DEAR DR. ROACH: Why aren’t all people screened for genetic hemochromatosis? It is the most common inherited disease. The tests are simple and would save so much suffering and massive payments for care. I know people who suffer from cardiac, liver or lung problems; diabetes; severe joint pain; fatigue; and many other problems. Early treatment is essential. Awareness must be raised. — G.Z.
ANSWER: Genetic (hereditary) hemochromatosis is indeed a common but little-known genetic condition. It is the most common among those of European ancestry, while sickle cell anemia is more prevalent in those of African descent.
It is caused by a single gene mutation that makes the gut absorb as much iron as possible, when normally we stop absorbing it at times when we don’t need it. The excess iron may overload the liver, eventually leading to cirrhosis. Iron also may build up in the heart (causing heart failure), pancreas (causing diabetes), joints (causing arthritis) and other organs. Treatment is easy: It’s one of the last diseases to be treated with phlebotomy (blood removal). If treatment is begun early, certainly before cirrhosis starts, nearly all symptoms can be averted (though joint pains generally stay).
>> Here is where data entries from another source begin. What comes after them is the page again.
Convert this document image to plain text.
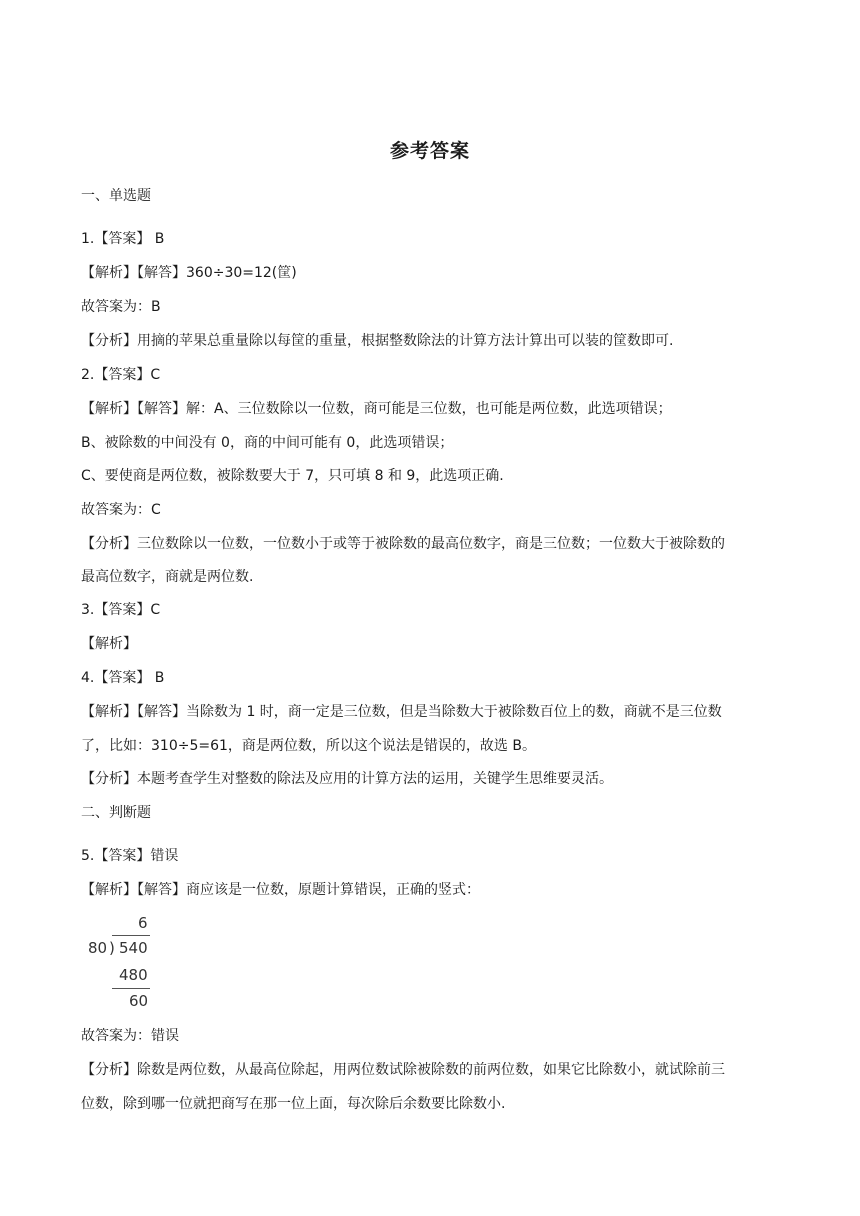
参考答案
一、单选题
1.【答案】 B
【解析】【解答】360÷30=12(筐)
故答案为：B
【分析】用摘的苹果总重量除以每筐的重量，根据整数除法的计算方法计算出可以装的筐数即可.
2.【答案】C
【解析】【解答】解：A、三位数除以一位数，商可能是三位数，也可能是两位数，此选项错误；
B、被除数的中间没有 0，商的中间可能有 0，此选项错误；
C、要使商是两位数，被除数要大于 7，只可填 8 和 9，此选项正确.
故答案为：C
【分析】三位数除以一位数，一位数小于或等于被除数的最高位数字，商是三位数；一位数大于被除数的
最高位数字，商就是两位数.
3.【答案】C
【解析】
4.【答案】 B
【解析】【解答】当除数为 1 时，商一定是三位数，但是当除数大于被除数百位上的数，商就不是三位数
了，比如：310÷5=61，商是两位数，所以这个说法是错误的，故选 B。
【分析】本题考查学生对整数的除法及应用的计算方法的运用，关键学生思维要灵活。
二、判断题
5.【答案】错误
【解析】【解答】商应该是一位数，原题计算错误，正确的竖式：
6
80 ) 540
480
60
故答案为：错误
【分析】除数是两位数，从最高位除起，用两位数试除被除数的前两位数，如果它比除数小，就试除前三
位数，除到哪一位就把商写在那一位上面，每次除后余数要比除数小.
There is not a consensus that screening for hereditary hemochromatosis is worthwhile. Many people identified by screening are unlikely to progress to clinical disease. Further, the cost is high — estimated to be over $100,000 to find one case of the potentially life-threatening disease.
A 2006 study from Australia, however, did show that the condition can be found in the population and that treatment can reverse the damage found in those who screened positive. Policymakers await further studies to decide whether to recommend universal screening.
In the meantime, people with a family history for hereditary hemochromatosis should definitely be screened. The type of screening test depends on age and sex. More importantly, clinicians should be aware of this condition and should consider the diagnosis in people with nonspecific symptoms, especially fatigue. Both men and women are affected by hereditary hemochromatosis, although men typically are affected earlier. People with Celtic ancestry are at particularly high risk.